Menerima penghargaan tersebut, Ahmad Luthfi melecut motivasinya untuk lebih baik lagi dalam melakukan pembinaan UMKM di wilayahnya. Jawa Tengah saat ini menjadi rumah bagi sekitar 4,2 juta pelaku UMKM. Oleh karena itu, inovasi dan kebijakan yang berpihak pada pelaku usaha kecil menjadi kunci utama agar daerah bisa menjadi tulang punggung ekonomi nasional.
”Ini inspirasi untuk seluruh kepala daerah agar lebih kreatif dalam menciptakan terobosan di tengah situasi keterbatasan fiskal,” ujar Luthfi usai menerima penghargaan.

Berdasarkan data pada triwulan I tahun 2026, Dinas Koperasi dan UKM Provinsi Jawa Tengah membina sekitar 199.781 UMKM. Jumlah tersebut naik 1.001 UMKM dibandingkan tahun sebelumnya. Ribuan UMKM tersebut terdiri atas sektor produksi 81.595 unit, pertanian 28.586 unit, perdagangan 67.595 unit, dan jasa 22.005 unit. Dari jumlah tersebut menyerap sekitar 1,38 juta tenaga kerja. Sementara nilai asetnya mencapai Rp39,675 miliar dengan omzet Rp70,6 miliar.

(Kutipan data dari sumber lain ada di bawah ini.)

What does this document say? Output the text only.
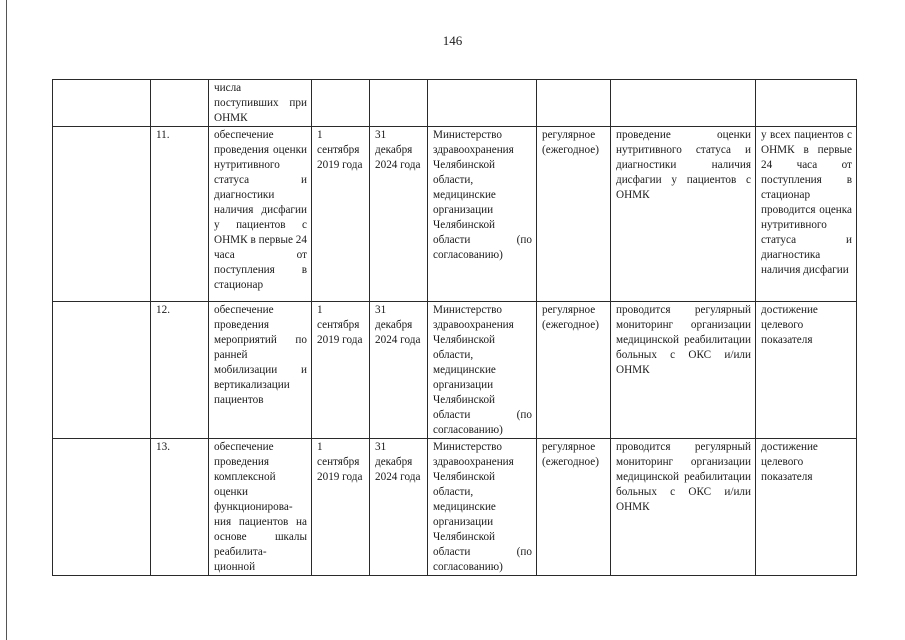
146
		числа поступивших при ОНМК						
	11.	обеспечение проведения оценки нутритивного статуса и диагностики наличия дисфагии у пациентов с ОНМК в первые 24 часа от поступления в стационар	1 сентября 2019 года	31 декабря 2024 года	Министерство здравоохранения Челябинской области, медицинские организации Челябинской области (по согласованию)	регулярное (ежегодное)	проведение оценки нутритивного статуса и диагностики наличия дисфагии у пациентов с ОНМК	у всех пациентов с ОНМК в первые 24 часа от поступления в стационар проводится оценка нутритивного статуса и диагностика наличия дисфагии
	12.	обеспечение проведения мероприятий по ранней мобилизации и вертикализации пациентов	1 сентября 2019 года	31 декабря 2024 года	Министерство здравоохранения Челябинской области, медицинские организации Челябинской области (по согласованию)	регулярное (ежегодное)	проводится регулярный мониторинг организации медицинской реабилитации больных с ОКС и/или ОНМК	достижение целевого показателя
	13.	обеспечение проведения комплексной оценки функционирова-ния пациентов на основе шкалы реабилита-ционной	1 сентября 2019 года	31 декабря 2024 года	Министерство здравоохранения Челябинской области, медицинские организации Челябинской области (по согласованию)	регулярное (ежегодное)	проводится регулярный мониторинг организации медицинской реабилитации больных с ОКС и/или ОНМК	достижение целевого показателя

Dalam hal pembinaan, komitmen Pemerintah Provinsi Jawa Tengah dilakukan melalui kemudahan akses permodalan; peningkatan kualitas sumber daya manusia lewat pelatihan keterampilan, manajemen, dan pendampingan legalitas usaha; membantu terbukanya pasar baru; menerapkan digitalisasi dalam perizinan dan pemasaran.
Selain itu, Pemerintah Provinsi Jawa Tengah juga menggunakan portal satu data Dinas Koperasi dan UKM serta Silap CSR untuk memantau data penyaluran bantuan, kemitraan dan penerima manfaat secara berkala. Di sisi lain realisasi penyaluran modal melalui KUR juga dilakukan yang saat ini sudah mencapai Rp361,36 triliun untuk 10,31 juta debitur.

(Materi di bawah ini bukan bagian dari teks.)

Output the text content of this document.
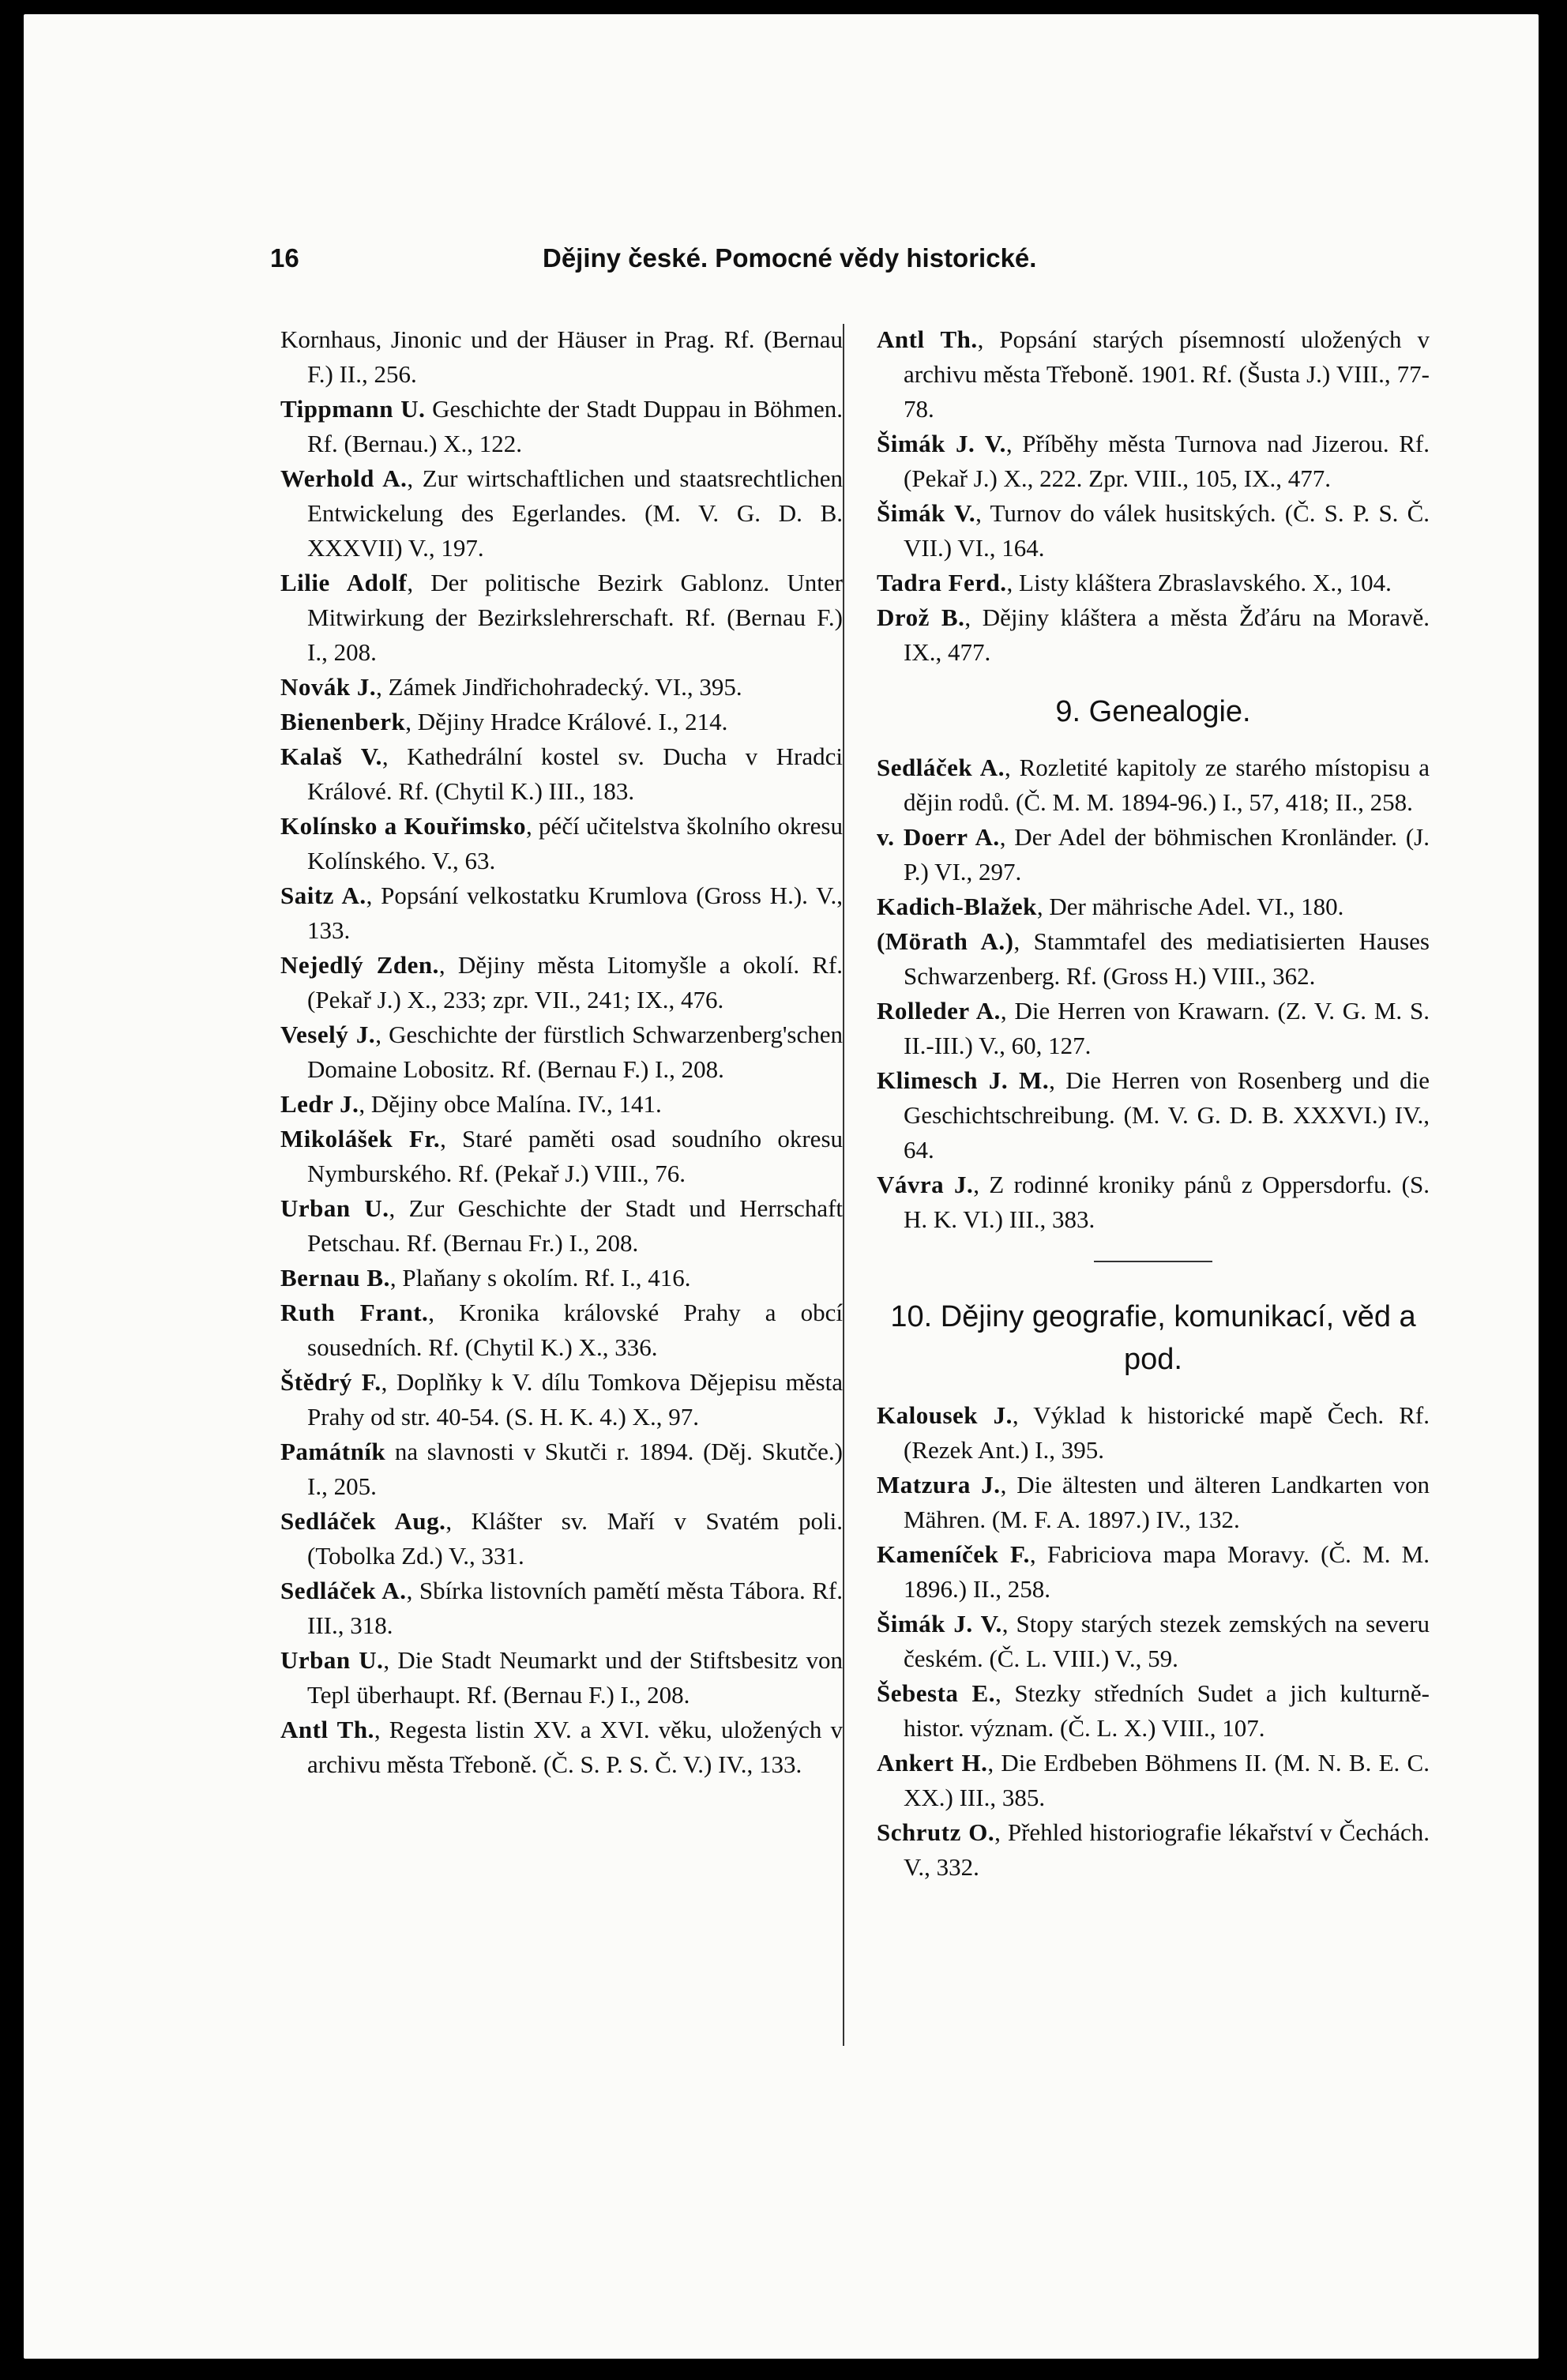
16	Dějiny české. Pomocné vědy historické.

Kornhaus, Jinonic und der Häuser in Prag. Rf. (Bernau F.) II., 256.

Tippmann U. Geschichte der Stadt Duppau in Böhmen. Rf. (Bernau.) X., 122.

Werhold A., Zur wirtschaftlichen und staatsrechtlichen Entwickelung des Egerlandes. (M. V. G. D. B. XXXVII) V., 197.

Lilie Adolf, Der politische Bezirk Gablonz. Unter Mitwirkung der Bezirkslehrerschaft. Rf. (Bernau F.) I., 208.

Novák J., Zámek Jindřichohradecký. VI., 395.

Bienenberk, Dějiny Hradce Králové. I., 214.

Kalaš V., Kathedrální kostel sv. Ducha v Hradci Králové. Rf. (Chytil K.) III., 183.

Kolínsko a Kouřimsko, péčí učitelstva školního okresu Kolínského. V., 63.

Saitz A., Popsání velkostatku Krumlova (Gross H.). V., 133.

Nejedlý Zden., Dějiny města Litomyšle a okolí. Rf. (Pekař J.) X., 233; zpr. VII., 241; IX., 476.

Veselý J., Geschichte der fürstlich Schwarzenberg'schen Domaine Lobositz. Rf. (Bernau F.) I., 208.

Ledr J., Dějiny obce Malína. IV., 141.

Mikolášek Fr., Staré paměti osad soudního okresu Nymburského. Rf. (Pekař J.) VIII., 76.

Urban U., Zur Geschichte der Stadt und Herrschaft Petschau. Rf. (Bernau Fr.) I., 208.

Bernau B., Plaňany s okolím. Rf. I., 416.

Ruth Frant., Kronika královské Prahy a obcí sousedních. Rf. (Chytil K.) X., 336.

Štědrý F., Doplňky k V. dílu Tomkova Dějepisu města Prahy od str. 40-54. (S. H. K. 4.) X., 97.

Památník na slavnosti v Skutči r. 1894. (Děj. Skutče.) I., 205.

Sedláček Aug., Klášter sv. Maří v Svatém poli. (Tobolka Zd.) V., 331.

Sedláček A., Sbírka listovních pamětí města Tábora. Rf. III., 318.

Urban U., Die Stadt Neumarkt und der Stiftsbesitz von Tepl überhaupt. Rf. (Bernau F.) I., 208.

Antl Th., Regesta listin XV. a XVI. věku, uložených v archivu města Třeboně. (Č. S. P. S. Č. V.) IV., 133.

Antl Th., Popsání starých písemností uložených v archivu města Třeboně. 1901. Rf. (Šusta J.) VIII., 77-78.

Šimák J. V., Příběhy města Turnova nad Jizerou. Rf. (Pekař J.) X., 222. Zpr. VIII., 105, IX., 477.

Šimák V., Turnov do válek husitských. (Č. S. P. S. Č. VII.) VI., 164.

Tadra Ferd., Listy kláštera Zbraslavského. X., 104.

Drož B., Dějiny kláštera a města Žďáru na Moravě. IX., 477.

9. Genealogie.

Sedláček A., Rozletité kapitoly ze starého místopisu a dějin rodů. (Č. M. M. 1894-96.) I., 57, 418; II., 258.

v. Doerr A., Der Adel der böhmischen Kronländer. (J. P.) VI., 297.

Kadich-Blažek, Der mährische Adel. VI., 180.

(Mörath A.), Stammtafel des mediatisierten Hauses Schwarzenberg. Rf. (Gross H.) VIII., 362.

Rolleder A., Die Herren von Krawarn. (Z. V. G. M. S. II.-III.) V., 60, 127.

Klimesch J. M., Die Herren von Rosenberg und die Geschichtschreibung. (M. V. G. D. B. XXXVI.) IV., 64.

Vávra J., Z rodinné kroniky pánů z Oppersdorfu. (S. H. K. VI.) III., 383.

10. Dějiny geografie, komunikací, věd a pod.

Kalousek J., Výklad k historické mapě Čech. Rf. (Rezek Ant.) I., 395.

Matzura J., Die ältesten und älteren Landkarten von Mähren. (M. F. A. 1897.) IV., 132.

Kameníček F., Fabriciova mapa Moravy. (Č. M. M. 1896.) II., 258.

Šimák J. V., Stopy starých stezek zemských na severu českém. (Č. L. VIII.) V., 59.

Šebesta E., Stezky středních Sudet a jich kulturně-histor. význam. (Č. L. X.) VIII., 107.

Ankert H., Die Erdbeben Böhmens II. (M. N. B. E. C. XX.) III., 385.

Schrutz O., Přehled historiografie lékařství v Čechách. V., 332.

Sementara terkait perkembangan ekonomi kreatif, Jawa Tengah telah memiliki 14 Kabupaten/Kota Kreatif (KaTa Kreatif) yang ditetapkan Kementerian Pariwisata dan Ekonomi Kreatif. Di antaranya, Kabupaten Grobogan untuk kuliner Nasi Jagung-Ayam Pecok-Kedelai/Japede; Kabupaten Pati untuk Seni Pertunjukan; Kabupaten Cilacap untuk Animasi-Film-Video; Kota Surakarta dan Kota Semarang juga telah resmi menjadi anggota UNESCO Creative City Networks (UCCN) untuk kategori Crafts & Folk-Art untuk kerajinan dan seni rakyat.
Selain itu, sebanyak 29 Kabupaten/Kota sudah memiliki Komite Ekonomi Kreatif untuk mendukung pengembangan ekosistem ekonomi kreatif daerah. Komitmen terkait ekonomi kreatif dilakukan dengan pengembangan creative hub Jateng. Fokusnya untuk optimalisasi sarana, menjawab kebutuhan generasi Z, dan penguatan infrastruktur digital.
“Kita bina (UMKM dan Ekonomi Kreatif) sebagai tulang punggung ekonomi masyarakat di tingkat kecil. Secara tidak langsung ini akan menambah kuatnya ekonomi daerah,” kata Luthfi.

Founder Disway Network, Dahlan Iskan mengatakan, penghargaan tersebut diberikan sebagai dukungan untuk kepala daerah. Sosok yang juga konsisten mengawal otonomi daerah melalui lembaga pro otonomi daerah itu menilai, di tengah situasi dan tantangan global seperti saat ini, ia yakin masih ada kepala daerah istimewa.
“Kita memberikan penghargaan ini karena di saat paling sulit tetap akan lahir beberapa kepala daerah yang istimewa. Ini salah satu pembelajaran terbaik untuk kajian efisiensi dan skala prioritas,” katanya.